Person search is a challenging task in computer vision and multimedia understanding, which aims at localizing and identifying target individuals in realistic scenes. State-of-the-art models achieve remarkable success but suffer from overloaded computation and inefficient inference, making them impractical in most real-world applications. A promising approach to tackle this dilemma is to compress person search models with knowledge distillation (KD). Previous KD-based person search methods typically distill the knowledge from the re-identification (re-id) branch, completely overlooking the useful knowledge from the detection branch. In addition, we elucidate that the imbalance between person and background regions in feature maps has a negative impact on the distillation process.
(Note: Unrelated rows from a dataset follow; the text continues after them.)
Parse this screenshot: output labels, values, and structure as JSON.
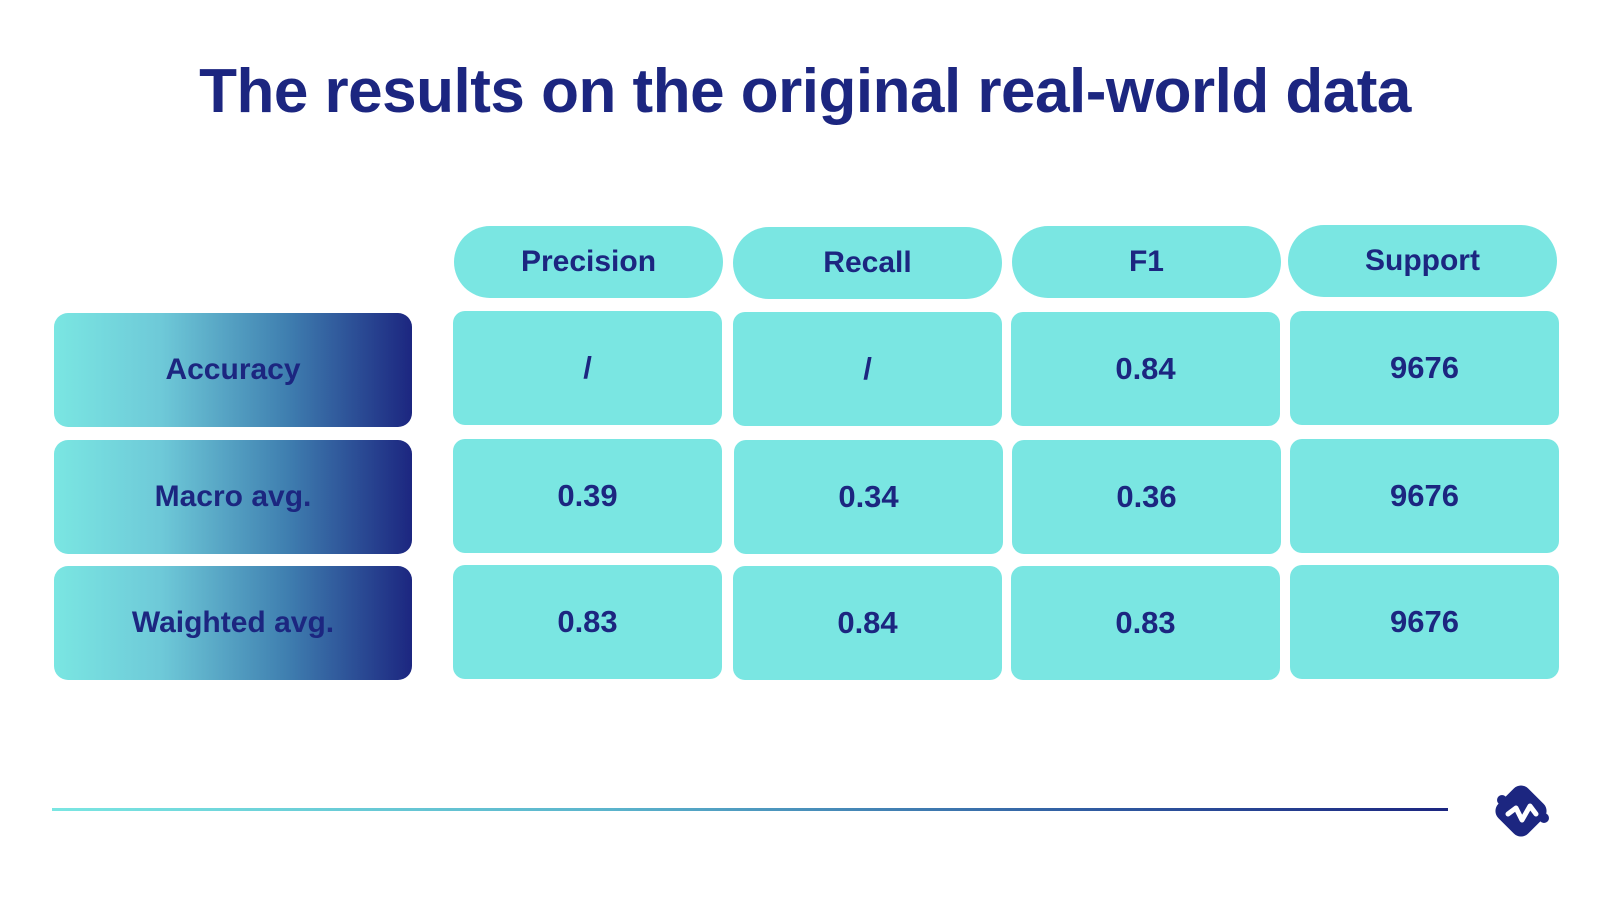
{
  "title": "The results on the original real-world data",
  "colors": {
    "cell": "#7ae6e2",
    "text": "#1c2680",
    "gradient_end": "#1c2680"
  },
  "logo": {
    "icon": "brand-logo-icon"
  },
  "chart_data": {
    "type": "table",
    "title": "The results on the original real-world data",
    "columns": [
      "Precision",
      "Recall",
      "F1",
      "Support"
    ],
    "rows": [
      {
        "label": "Accuracy",
        "values": [
          "/",
          "/",
          "0.84",
          "9676"
        ]
      },
      {
        "label": "Macro avg.",
        "values": [
          "0.39",
          "0.34",
          "0.36",
          "9676"
        ]
      },
      {
        "label": "Waighted avg.",
        "values": [
          "0.83",
          "0.84",
          "0.83",
          "9676"
        ]
      }
    ]
  }
}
To this end, we propose a novel KD-based approach, namely Disaggregation Distillation for Person Search (DDPS), which disaggregates the distillation process and feature maps, respectively. Firstly, the distillation process is disaggregated into two task-oriented sub-processes, i.e., detection distillation and re-id distillation, to help the student learn both accurate localization capability and discriminative person embeddings. Secondly, we disaggregate each feature map into person and background regions, and distill these two regions independently to alleviate the imbalance problem. More concretely, three types of distillation modules, i.e., logit distillation (LD), correlation distillation (CD), and disaggregation feature distillation (DFD), are particularly designed to transfer comprehensive information from the teacher to the student. Note that such a simple yet effective distillation scheme can be readily applied to both homogeneous and heterogeneous teacher-student combinations. We conduct extensive experiments on two person search benchmarks, where the results demonstrate that, surprisingly, our DDPS enables the student model to surpass the performance of the corresponding teacher model, even achieving comparable results with general person search models.